As the internship went on, I kept asking myself what I still wanted to do there. I didn't want to regret missing out on something.
To market, to market
I knew I wanted to go to market with chef Tory, a tradition that began with founding chef Odessa Piper's farmers' market sourcing.
The market day starts at 6:30 a.m., rain or shine. It takes several trips to gather the several pages of items from market, but this is where some of the restaurant's most important work takes place - building relationships with farmers.
As we piled produce in the wagons, I sensed the wheels turning in chef Tory's head whenever something charmingly unplanned would pop into view. Like a train switching tracks, he would cut across the walk to a Hmong farmer's table.
"Jicama!" he said. "I love jicama." He was like a kid in a candy store.
It's been rewarding for me to attend the inception of new dishes, to see the creative process, and this was particularly true at the market. It takes a certain level of skill to plan a recipe in advance and order ingredients. But to watch a dish organically happen, in the moment, at the whim of what the seasons bring, I found truly magical and characteristic of chef Tory's approach to menu planning.

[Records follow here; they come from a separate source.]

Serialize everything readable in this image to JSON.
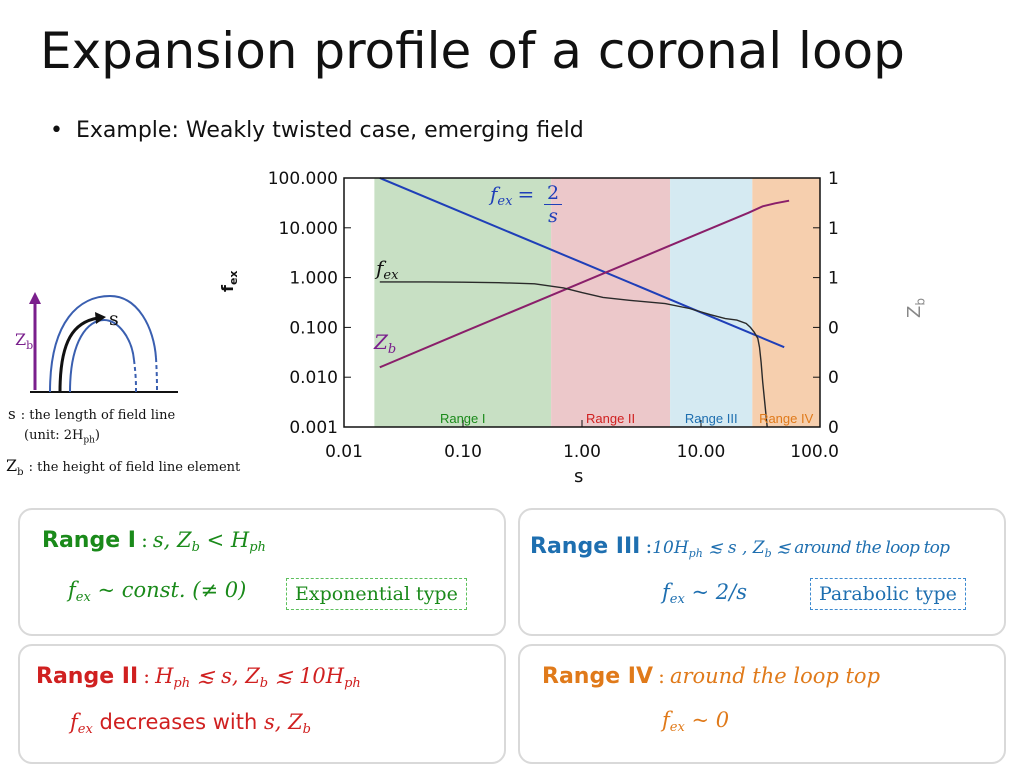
{
  "slide": {
    "title": "Expansion profile of a coronal loop",
    "bullet": "Example: Weakly twisted case, emerging field"
  },
  "diagram": {
    "s_label": "s",
    "zb_main": "Z",
    "zb_sub": "b",
    "s_desc_symbol": "s",
    "s_desc": ": the length of field line",
    "unit_text_pre": "(unit: 2H",
    "unit_text_sub": "ph",
    "unit_text_post": ")",
    "zb_desc_main": "Z",
    "zb_desc_sub": "b",
    "zb_desc": ": the height of field line element",
    "colors": {
      "field_line": "#3a5fb0",
      "arrow": "#7a1f8c"
    }
  },
  "chart_data": {
    "type": "line",
    "xlabel": "s",
    "ylabel_left": "f",
    "ylabel_left_sub": "ex",
    "ylabel_right": "Z",
    "ylabel_right_sub": "b",
    "x_scale": "log",
    "y_scale": "log",
    "xlim": [
      0.01,
      100
    ],
    "ylim": [
      0.001,
      100
    ],
    "x_ticks": [
      "0.01",
      "0.10",
      "1.00",
      "10.00",
      "100.00"
    ],
    "y_ticks": [
      "0.001",
      "0.010",
      "0.100",
      "1.000",
      "10.000",
      "100.000"
    ],
    "ranges": [
      {
        "name": "Range I",
        "from": 0.018,
        "to": 0.55,
        "fill": "#c8e0c4",
        "text_color": "#1a8a1a"
      },
      {
        "name": "Range II",
        "from": 0.55,
        "to": 5.5,
        "fill": "#ecc8ca",
        "text_color": "#d02020"
      },
      {
        "name": "Range III",
        "from": 5.5,
        "to": 27,
        "fill": "#d5eaf2",
        "text_color": "#1e6fb0"
      },
      {
        "name": "Range IV",
        "from": 27,
        "to": 100,
        "fill": "#f6cfae",
        "text_color": "#e07a1a"
      }
    ],
    "series": [
      {
        "label": "2/s",
        "color": "#1f3fb8",
        "points": [
          [
            0.02,
            100
          ],
          [
            0.1,
            20
          ],
          [
            0.5,
            4
          ],
          [
            1,
            2
          ],
          [
            5,
            0.4
          ],
          [
            10,
            0.2
          ],
          [
            25,
            0.08
          ],
          [
            50,
            0.04
          ]
        ]
      },
      {
        "label": "Z_b",
        "color": "#8a1f6a",
        "points": [
          [
            0.02,
            0.0158
          ],
          [
            0.1,
            0.08
          ],
          [
            0.5,
            0.4
          ],
          [
            1,
            0.8
          ],
          [
            5,
            4
          ],
          [
            10,
            8
          ],
          [
            25,
            20
          ],
          [
            33,
            27
          ],
          [
            42,
            31
          ],
          [
            55,
            35
          ]
        ]
      },
      {
        "label": "f_ex",
        "color": "#2a2a2a",
        "points": [
          [
            0.02,
            0.82
          ],
          [
            0.05,
            0.82
          ],
          [
            0.1,
            0.81
          ],
          [
            0.2,
            0.79
          ],
          [
            0.4,
            0.75
          ],
          [
            0.7,
            0.62
          ],
          [
            1,
            0.5
          ],
          [
            1.5,
            0.4
          ],
          [
            2.5,
            0.35
          ],
          [
            5,
            0.3
          ],
          [
            8,
            0.24
          ],
          [
            12,
            0.18
          ],
          [
            16,
            0.15
          ],
          [
            20,
            0.14
          ],
          [
            24,
            0.12
          ],
          [
            26,
            0.1
          ],
          [
            28,
            0.08
          ],
          [
            30,
            0.06
          ],
          [
            31,
            0.04
          ],
          [
            32,
            0.02
          ],
          [
            33,
            0.008
          ],
          [
            34,
            0.004
          ],
          [
            35,
            0.002
          ],
          [
            36,
            0.001
          ]
        ]
      }
    ],
    "annotations": {
      "fex_lhs": "f",
      "fex_lhs_sub": "ex",
      "fex_eq": "=",
      "fex_num": "2",
      "fex_den": "s",
      "curve_fex": "f",
      "curve_fex_sub": "ex",
      "curve_zb": "Z",
      "curve_zb_sub": "b"
    }
  },
  "boxes": {
    "range1": {
      "label": "Range I",
      "colon": ":",
      "cond": "s, Z",
      "cond_sub": "b",
      "cond_rest": " < H",
      "cond_rest_sub": "ph",
      "f_main": "f",
      "f_sub": "ex",
      "f_rest": " ~ const. (≠ 0)",
      "tag": "Exponential type",
      "color": "#1a8a1a"
    },
    "range2": {
      "label": "Range II",
      "colon": ":",
      "cond": "H",
      "cond_sub": "ph",
      "cond_rest": " ≲ s,  Z",
      "cond_rest_sub": "b",
      "cond_tail": " ≲ 10H",
      "cond_tail_sub": "ph",
      "f_main": "f",
      "f_sub": "ex",
      "f_rest": " decreases with ",
      "f_vars": "s, Z",
      "f_vars_sub": "b",
      "color": "#d02020"
    },
    "range3": {
      "label": "Range III",
      "colon": ":",
      "cond": "10H",
      "cond_sub": "ph",
      "cond_rest": " ≲ s , Z",
      "cond_rest_sub": "b",
      "cond_tail": " ≲ around the loop top",
      "f_main": "f",
      "f_sub": "ex",
      "f_rest": " ~ 2/s",
      "tag": "Parabolic type",
      "color": "#1e6fb0"
    },
    "range4": {
      "label": "Range IV",
      "colon": ":",
      "cond": "around the loop top",
      "f_main": "f",
      "f_sub": "ex",
      "f_rest": " ~ 0",
      "color": "#e07a1a"
    }
  }
}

As the weather cooled, I saw the berries, melons and peaches subside to apples, squash and root vegetables. Fall is my favorite season. I loved seeing the menu roll with the changing weather, and soon there would be the arrival of something that only happens once a year at L'Etoile.

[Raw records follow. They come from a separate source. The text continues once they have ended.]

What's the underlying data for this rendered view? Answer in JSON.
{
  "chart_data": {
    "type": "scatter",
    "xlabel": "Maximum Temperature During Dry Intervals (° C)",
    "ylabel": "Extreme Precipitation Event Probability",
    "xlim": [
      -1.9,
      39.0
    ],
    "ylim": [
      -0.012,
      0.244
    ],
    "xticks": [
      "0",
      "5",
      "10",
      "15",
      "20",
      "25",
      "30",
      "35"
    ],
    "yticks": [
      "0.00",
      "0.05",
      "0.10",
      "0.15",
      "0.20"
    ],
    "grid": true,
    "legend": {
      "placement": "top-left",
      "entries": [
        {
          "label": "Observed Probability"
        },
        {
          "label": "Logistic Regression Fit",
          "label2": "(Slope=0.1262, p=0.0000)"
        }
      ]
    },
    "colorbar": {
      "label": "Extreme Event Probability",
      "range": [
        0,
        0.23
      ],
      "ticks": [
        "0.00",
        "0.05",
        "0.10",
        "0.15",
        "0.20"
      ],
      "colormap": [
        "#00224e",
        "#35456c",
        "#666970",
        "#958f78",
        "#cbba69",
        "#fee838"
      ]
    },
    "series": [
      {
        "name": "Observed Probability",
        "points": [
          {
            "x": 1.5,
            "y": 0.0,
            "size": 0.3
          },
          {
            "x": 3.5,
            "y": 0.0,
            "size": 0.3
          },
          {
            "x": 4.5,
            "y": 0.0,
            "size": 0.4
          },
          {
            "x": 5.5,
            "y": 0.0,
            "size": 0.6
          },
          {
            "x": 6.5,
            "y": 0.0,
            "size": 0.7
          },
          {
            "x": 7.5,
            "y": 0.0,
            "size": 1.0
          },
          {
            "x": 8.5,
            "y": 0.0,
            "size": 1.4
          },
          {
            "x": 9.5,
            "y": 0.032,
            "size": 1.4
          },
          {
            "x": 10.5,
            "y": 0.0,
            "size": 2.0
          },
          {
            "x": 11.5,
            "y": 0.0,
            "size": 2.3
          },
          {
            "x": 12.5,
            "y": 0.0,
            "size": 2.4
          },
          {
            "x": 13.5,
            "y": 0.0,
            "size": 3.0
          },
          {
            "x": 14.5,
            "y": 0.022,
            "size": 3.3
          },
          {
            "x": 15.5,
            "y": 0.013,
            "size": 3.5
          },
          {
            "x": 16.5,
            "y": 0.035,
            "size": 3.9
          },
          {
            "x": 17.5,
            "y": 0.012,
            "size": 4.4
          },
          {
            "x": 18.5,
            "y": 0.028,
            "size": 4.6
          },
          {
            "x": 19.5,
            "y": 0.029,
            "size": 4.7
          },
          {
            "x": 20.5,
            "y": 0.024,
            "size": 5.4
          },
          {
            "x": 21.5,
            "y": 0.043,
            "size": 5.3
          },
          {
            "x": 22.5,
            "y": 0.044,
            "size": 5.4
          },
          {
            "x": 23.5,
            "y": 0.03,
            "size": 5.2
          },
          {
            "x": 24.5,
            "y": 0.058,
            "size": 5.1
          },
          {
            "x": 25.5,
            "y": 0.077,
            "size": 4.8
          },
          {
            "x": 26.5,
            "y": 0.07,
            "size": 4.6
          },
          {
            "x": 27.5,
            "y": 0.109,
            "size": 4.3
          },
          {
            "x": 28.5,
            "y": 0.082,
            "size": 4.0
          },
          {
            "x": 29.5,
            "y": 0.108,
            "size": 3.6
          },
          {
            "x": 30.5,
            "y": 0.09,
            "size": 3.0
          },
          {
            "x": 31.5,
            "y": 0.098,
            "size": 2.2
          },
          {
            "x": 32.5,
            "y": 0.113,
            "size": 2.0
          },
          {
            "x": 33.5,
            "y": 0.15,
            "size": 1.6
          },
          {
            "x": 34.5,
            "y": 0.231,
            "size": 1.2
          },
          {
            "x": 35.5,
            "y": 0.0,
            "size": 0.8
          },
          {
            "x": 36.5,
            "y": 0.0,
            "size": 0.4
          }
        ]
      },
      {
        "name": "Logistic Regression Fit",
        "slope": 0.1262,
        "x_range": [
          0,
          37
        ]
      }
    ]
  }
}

I was chopping away one Friday in mid-October when a loud voice bellowed, "The pigs are here!"
It's no secret. I love, love, love pork, and these hogs were a special lot indeed: slaughtered just the day before delivery, raised on whey from Uplands Dairy Farm (which produces the award-winning Pleasant Ridge Reserve cheese), and finished with acorns. Their sublimely succulent meat is a testament to just how far back you can build flavor.
I walked upstairs to see the hog primals in large cardboard drums, heads, trotters and all - all of which would be utilized by the restaurant. I helped chop and grind scrap and watched the hogs gradually processed into a number of glorious products.
"Marcelle, you want to learn how to make porchetta?" chef Tory asked on a slow Tuesday after the hogs' arrival.
"Yes!" I answered and hurried over to the back bench.
Porchetta comes from before the time of the turducken. It's a multi-layer pork roast that's often sliced and served in sandwiches. It was the only dish chef Tory ate twice while he was in Italy, he noted as he laid out a jacket of skin, nipples and all attached. The skin is the first and outermost layer, which crisps as the porchetta roasts. Underneath, a butterflied belly releases fat and moisture to a lean loin cradled within.
Between each layer is a heady flourish of fennel pollen married with olive oil and other herbs and spices. I held the layers tightly together, my hands not nearly able to reach around this Yule log of pork, as chef Tory bound it with butcher's twine. It felt like Christmas in October. Chef Tory wasn't sure if the public was ready for the porchetta, but I knew I was.
Endings mean new beginnings
I expected L'Etoile to change me forever, and it did. Going into the internship, I considered aspiring to be a chef who writes. Indeed, I received the most attention at work for what I wrote. At my cutting board, coworkers would pass and tell me how much they enjoyed my post on the L'Etoile blog or my writing in Isthmus.
I was surrounded by a rare gathering of individuals who are madly in love with what they do, and good at doing it. Having these mirrors around me, I recognized the essence of who I am: I'm a writer...who cooks.
Head down toward my cutting board, I kept revisiting the look on chef Tory's face when he saw the jicama at market, imagining the unique processes that must have been going on in his head that make him the chef that he is.
And it occurred to me that the look on his face in that moment is the look on my face right now, nose to my keyboard, a kid in a candy store.